The crackdown follows a long running campaign by Birmingham MP Steve McCabe (Lab Hall Green) and former Black Country MP Debra Shipley, who have been demanding Government action to improve the quality of school meals.
The Government had already announced a crackdown on unhealthy food in schools, but vending machines were excluded.
Now schools have been set a 12-month deadline to ensure foods high in fat, salt or sugar are not available anywhere on the premises.
Other measures, due to come into effect next September, include making the quality of school meals a factor in inspections by Ofsted, the school inspection service.
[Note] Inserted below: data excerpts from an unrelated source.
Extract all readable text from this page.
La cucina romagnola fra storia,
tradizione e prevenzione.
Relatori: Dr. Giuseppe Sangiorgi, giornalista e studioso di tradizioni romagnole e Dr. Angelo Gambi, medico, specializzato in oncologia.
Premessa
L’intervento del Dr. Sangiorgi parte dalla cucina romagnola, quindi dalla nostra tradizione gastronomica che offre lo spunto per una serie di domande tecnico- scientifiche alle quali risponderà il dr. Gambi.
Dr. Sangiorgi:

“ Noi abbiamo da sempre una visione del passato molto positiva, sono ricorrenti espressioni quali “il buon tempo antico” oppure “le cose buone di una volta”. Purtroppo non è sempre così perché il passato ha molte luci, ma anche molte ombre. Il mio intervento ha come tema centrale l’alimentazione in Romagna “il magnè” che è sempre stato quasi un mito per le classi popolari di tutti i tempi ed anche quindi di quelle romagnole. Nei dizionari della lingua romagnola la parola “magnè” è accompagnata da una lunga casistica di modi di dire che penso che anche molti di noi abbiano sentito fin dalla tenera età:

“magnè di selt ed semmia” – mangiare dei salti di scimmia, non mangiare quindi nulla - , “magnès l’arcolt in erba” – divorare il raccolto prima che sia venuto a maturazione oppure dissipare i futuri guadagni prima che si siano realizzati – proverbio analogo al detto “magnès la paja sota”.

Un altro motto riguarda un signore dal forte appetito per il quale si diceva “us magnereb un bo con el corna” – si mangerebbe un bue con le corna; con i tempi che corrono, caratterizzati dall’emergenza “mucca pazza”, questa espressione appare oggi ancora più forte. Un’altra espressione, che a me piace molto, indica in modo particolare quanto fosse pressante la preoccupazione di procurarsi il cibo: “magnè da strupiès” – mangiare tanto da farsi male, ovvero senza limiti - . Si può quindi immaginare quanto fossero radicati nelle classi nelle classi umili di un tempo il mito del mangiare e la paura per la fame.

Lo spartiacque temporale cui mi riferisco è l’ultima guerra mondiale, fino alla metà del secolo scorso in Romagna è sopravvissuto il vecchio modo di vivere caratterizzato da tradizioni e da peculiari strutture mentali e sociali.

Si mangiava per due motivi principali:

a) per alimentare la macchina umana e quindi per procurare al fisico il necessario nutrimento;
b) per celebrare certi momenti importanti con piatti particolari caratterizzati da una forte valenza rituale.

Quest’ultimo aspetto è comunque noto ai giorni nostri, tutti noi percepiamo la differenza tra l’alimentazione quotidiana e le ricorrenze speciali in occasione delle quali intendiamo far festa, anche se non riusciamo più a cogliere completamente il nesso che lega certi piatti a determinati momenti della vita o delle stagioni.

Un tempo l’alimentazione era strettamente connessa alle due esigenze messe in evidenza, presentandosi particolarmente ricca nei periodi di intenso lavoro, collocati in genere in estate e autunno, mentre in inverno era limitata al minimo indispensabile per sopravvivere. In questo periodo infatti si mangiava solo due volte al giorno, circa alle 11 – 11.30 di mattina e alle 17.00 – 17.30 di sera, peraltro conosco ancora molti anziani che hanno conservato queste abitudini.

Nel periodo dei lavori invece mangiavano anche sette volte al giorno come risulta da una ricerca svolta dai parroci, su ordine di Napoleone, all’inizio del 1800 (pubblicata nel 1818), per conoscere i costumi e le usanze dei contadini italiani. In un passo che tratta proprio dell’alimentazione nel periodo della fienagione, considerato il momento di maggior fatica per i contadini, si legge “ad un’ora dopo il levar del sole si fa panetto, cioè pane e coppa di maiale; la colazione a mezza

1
And new kitchens will be built in hundreds of schools, as part of the Building Schools for the Future programme.
The School Meals Review Panel will announce nutritional standards, to be compulsory in schools, next week.
The panel was set up after a television series starring TV chef Jamie Oliver revealed the low standards in school food.
In response, the government promised extra funding to bring the primary school meal budget up to 50p per pupil per day.
In her speech to the Labour party conference, Mrs Kelly said: "The scandal of junk food served every day in school canteens must end.
"So today I can announce that I will ban low quality reprocessed bangers and burgers high in fat, salt and sugar being served in schools, from next September.
"And because children need healthy options throughout the school day, I can also announce that from next September no school will be able to have vending machines selling crisps, chocolate and sugary fizzy drinks."
Mr McCabe welcomed the commitment, but called for the Government to go further.
He said: "We've come a long way, and I also welcome the plans to improve school kitchens and training for the staff who work in them.
"But I have been pushing for every primary school child to receive a free, nutritional school meal, because I believe that is the way to make certain every child gets the healthy lunch they need.
"I know it would be expensive but it would be w worthwhile investment. We need to ensure children actually eat a healthy meal at school, and schemes like this have worked well in other parts of Europe."
Mrs Kelly also defended proposals to encourage voluntary groups, businesses and religious groups to open schools in the state sector, giving parents a wider choice.
But one of Ms Kelly's predecessors, former Birmingham MP Estelle Morris, said the problem was school standards - not choice.
"We have got to revert back to 'every school a good school' so parents have got good schools from which to choose," she said.